That requires masm to compile the project.

What I actually want is to see the disassembled code from my project (as Intel Syntax assembly code) to look at how the win32 and win64 code is optimized and then to fine tune the pascal source.

1. The objdump ("objdump.exe" and "x86_64-win64-objdump.exe") utility from the binutils programs works and displays the code with the -Mintel option as Intel syntax from the "*.o" files, however when I try to see the line numbers (objdump.exe -l ...) and source code lines (objdump.exe -S ...) it does not put them in the right places within the disassembled code.

As an example, I used:
objdump.exe -d -Mintel -w -l -S -EL something.o > something.disassembled

2. The fpc "-al" flag generates a nice "*.s" assembler file during compilation, where everything is in place, except it is not Intel syntax assembly but AT&T.

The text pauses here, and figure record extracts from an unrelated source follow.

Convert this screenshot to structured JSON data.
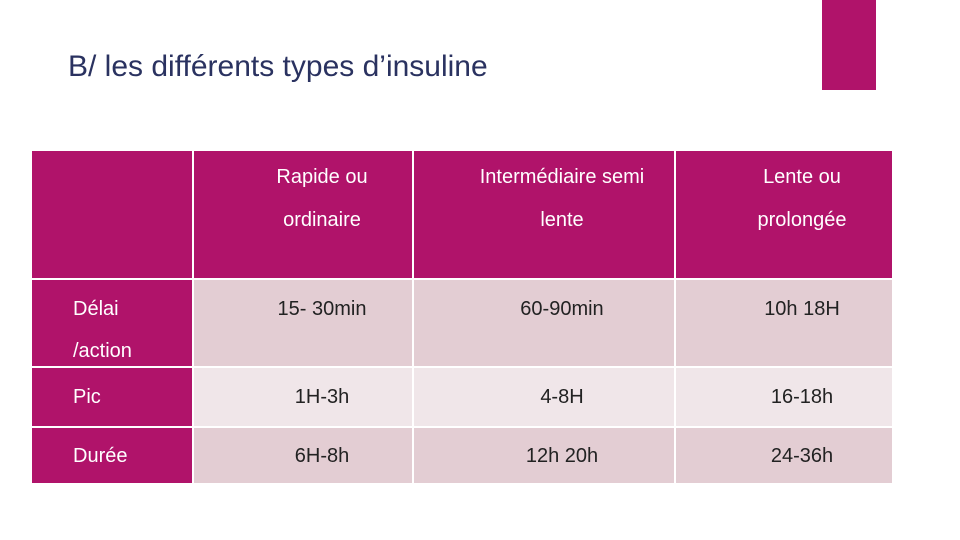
{
  "title": "B/ les différents types d’insuline",
  "table": {
    "columns": [
      [
        "Rapide ou",
        "ordinaire"
      ],
      [
        "Intermédiaire semi",
        "lente"
      ],
      [
        "Lente ou",
        "prolongée"
      ]
    ],
    "rows": [
      {
        "label": [
          "Délai",
          "/action"
        ],
        "cells": [
          "15- 30min",
          "60-90min",
          "10h 18H"
        ]
      },
      {
        "label": [
          "Pic"
        ],
        "cells": [
          "1H-3h",
          "4-8H",
          "16-18h"
        ]
      },
      {
        "label": [
          "Durée"
        ],
        "cells": [
          "6H-8h",
          "12h 20h",
          "24-36h"
        ]
      }
    ]
  }
}
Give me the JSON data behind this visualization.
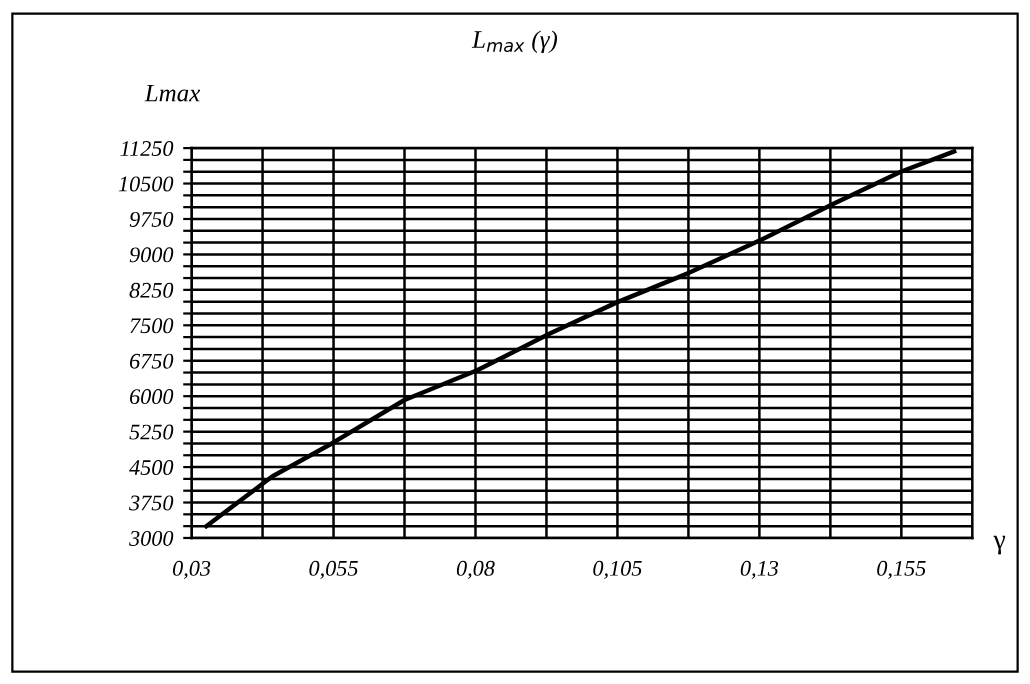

Anyone had experience with something like this (display the disassembled code of a project unit/object_file in Intel syntax, with source code lines)?

Thanks for any help

On 8/20/2012 22:37, Sergei Gorelkin wrote:
21.08.2012 5:38, ABorka пишет:
Is there a way to see the generated ".s" assembly files as Intel
syntax instead of the AT&T one?
The -Rintel flag does not seem to work, or I am doing something wrong.

Tried command line and fpc.cfg both, on win32 and win64, latest SVN .

-R switch controls parsing assembler blocks in the code.
The output format is set with -A  (e.g. -Amasm will produce Intel syntax).